Derweil ist Meta nicht der einzige Konzern mit der Idee des «Metaverse». Auch Epic Games und Microsoft arbeiten jeweils an ihrer Vorstellung davon (So wird Microsoft beispielsweise im ersten Halbjahr 2022 «Mesh» lancieren: Ein Avatar-Tool für Microsoft Teams). Und genau hier liegt das Problem von Meta und ihrer Vorstellung eines «Metaverse», denn es lässt sich nicht nur von einem Konzern lancieren. Genauso wie es nur ein Universum gibt, kann es nur ein Metaversum geben.
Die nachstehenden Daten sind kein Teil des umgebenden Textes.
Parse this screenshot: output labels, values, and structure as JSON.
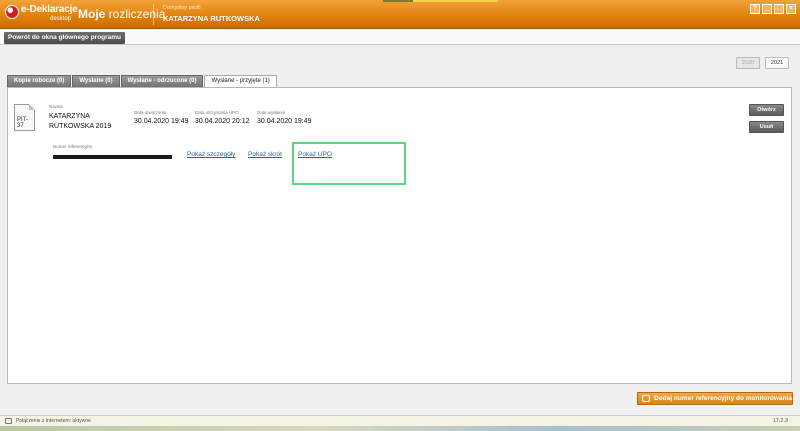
{
  "header": {
    "logo_text": "e-Deklaracje",
    "logo_sub": "desktop",
    "title_bold": "Moje",
    "title_rest": " rozliczenia",
    "profile_label": "Domyślny profil",
    "profile_name": "KATARZYNA RUTKOWSKA",
    "window_buttons": [
      "?",
      "_",
      "□",
      "×"
    ]
  },
  "nav": {
    "back_label": "Powrót do okna głównego programu"
  },
  "years": [
    "2020",
    "2021"
  ],
  "tabs": [
    {
      "label": "Kopie robocze (0)",
      "active": false
    },
    {
      "label": "Wysłane (0)",
      "active": false
    },
    {
      "label": "Wysłane - odrzucone (0)",
      "active": false
    },
    {
      "label": "Wysłane - przyjęte (1)",
      "active": true
    }
  ],
  "document": {
    "form_code": "PIT-37",
    "name_label": "Nazwa",
    "name_line1": "KATARZYNA",
    "name_line2": "RUTKOWSKA 2019",
    "created_label": "Data utworzenia",
    "created_value": "30.04.2020 19:49",
    "upo_date_label": "Data otrzymania UPO",
    "upo_date_value": "30.04.2020 20:12",
    "sent_label": "Data wysłania",
    "sent_value": "30.04.2020 19:49",
    "ref_label": "Numer referencyjny"
  },
  "links": {
    "details": "Pokaż szczegóły",
    "summary": "Pokaż skrót",
    "upo": "Pokaż UPO"
  },
  "actions": {
    "open": "Otwórz",
    "delete": "Usuń"
  },
  "footer": {
    "add_ref_label": "Dodaj numer referencyjny do monitorowania",
    "status_text": "Połączenie z Internetem: aktywne",
    "version": "17.2.3"
  },
  "colors": {
    "header": "#e07f0a",
    "highlight": "#5ad87a",
    "link": "#2a5d9f",
    "add_button": "#d98318"
  }
}
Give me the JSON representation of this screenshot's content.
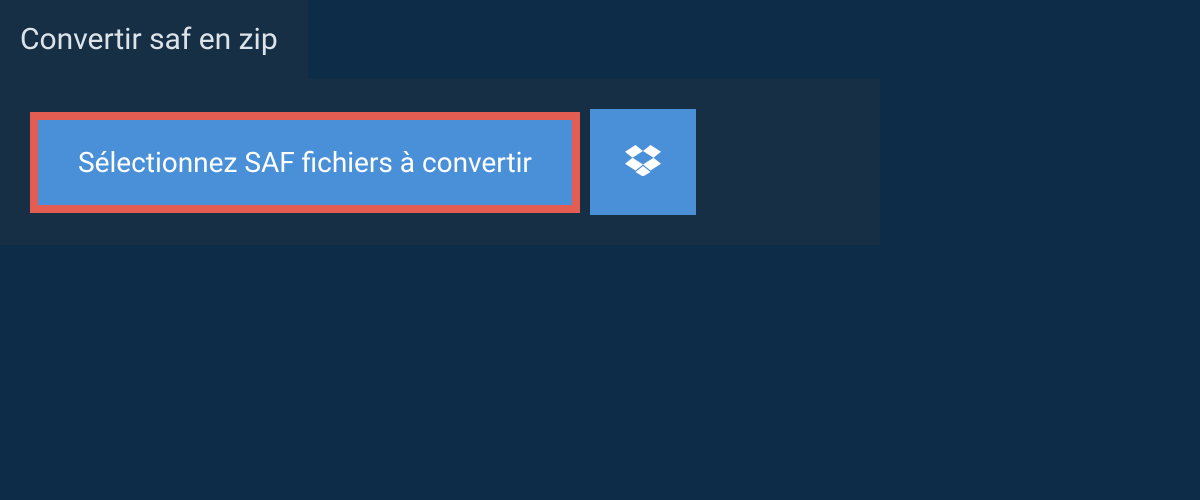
{
  "header": {
    "title": "Convertir saf en zip"
  },
  "buttons": {
    "select_files_label": "Sélectionnez SAF fichiers à convertir",
    "dropbox_label": "Dropbox"
  },
  "colors": {
    "background": "#0d2c47",
    "panel": "#162f45",
    "button_bg": "#4a90d9",
    "highlight_border": "#e35d53",
    "text_light": "#dce4ea",
    "text_white": "#ffffff"
  }
}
Wenn nun Facebook sowie Microsoft ihr eigenes «Metaverse» lancieren, handelt es sich dabei nur mehr um eine weitere Social Media-Plattform im Sinne von Second Life, bei der sich der User entscheiden muss, in welchem er sich bewegt.
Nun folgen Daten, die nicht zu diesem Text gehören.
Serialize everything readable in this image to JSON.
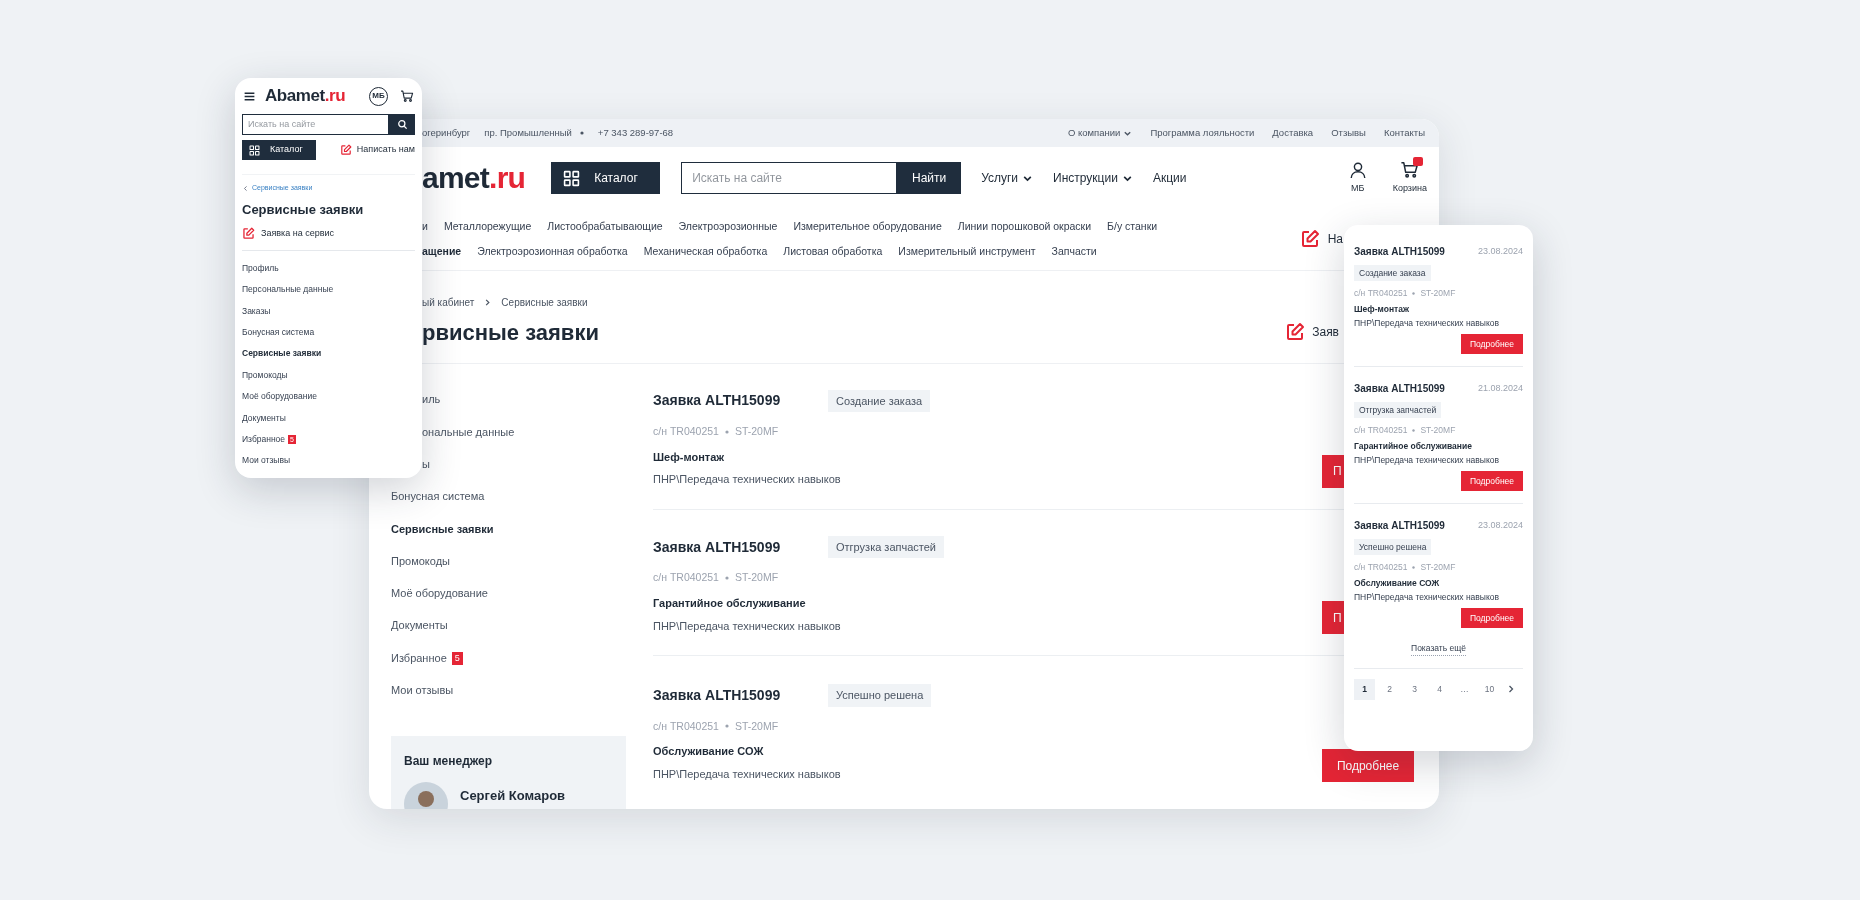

Auch Microsoft ist bei der Entstehung des Metaversums ganz vorne mit dabei und präsentierte Anfang des Jahres «Mesh». Quelle: Youtube

Achtung, es wird philosophisch

Ein Metaversum im Sinne seiner Definition setzt also voraus, dass Meta diesen Begriff nicht für sich alleine beansprucht, sondern kollaborativ daran mitarbeitet. Das widerspricht natürlich dem wirtschaftlichen Gedanken, der allen Tech-Konzernen zugrunde liegt, sagte kürzlich auch Thomas Metzinger, Professor für theoretische Philosophie gegenüber der taz. «Das Geschäftsmodell der interessierten Konzerne ist grundsätzlich von Gier getrieben und wachstumsorientiert. Der Aufbau eines ‘Metaverse’ wäre niemals gemeinwohlorientiert, dahinter steht kein prosozialer Impuls», so Metzinger. Die Umsetzung eines «Metaverse» kann also weder von Meta allein beansprucht werden, noch dann, wenn Tech-Giganten zusammenspannen und kommerzielle Interessen verfolgen. Eine virtuelle Parallelwelt müsste nach denselben Regeln gestaltet werden, wie unsere Realität – der Staat müsste also auch beim «Metaverse» zwangsläufig regulierend eingreifen, so wie es jetzt schon bei grossen Tech-Konzernen versucht wird.

Die Hololens von Microsoft ist für den Alltagsgebrauch nach wie vor zu teuer und zu gross. Bild: Bitforge

AR-Brillen werden das Smartphone ersetzen

Bevor wir uns komplett in eine andere Welt verabschieden, die wir nur noch zum Essen und Schlafen verlassen, wird die digitale Welt weitgehend mit unserer Realität verschmelzen. Jene Tools, die dafür in Frage kämen und derzeit auf dem Markt wären, sind nach wie vor viel zu teuer, meist unhandlich, unbequem und nicht alltagstauglich. Es ist aber nur noch eine Frage der Zeit, bis auch hier die Preise purzeln und bald – ähnlich wie beim Smartphone – jeder eine AR-Brille oder Linsen trägt. Bei AR handelt es sich eindeutig um die nächste Generation unserer digitalen Interaktion und sie wird unseren Alltag und die Art und Weise, wie wir zusammenarbeiten, revolutionieren. Ob wir es dann «Metaverse», «Cyber Space» oder «Rainbow Road» nennen, ist dann im Endeffekt egal.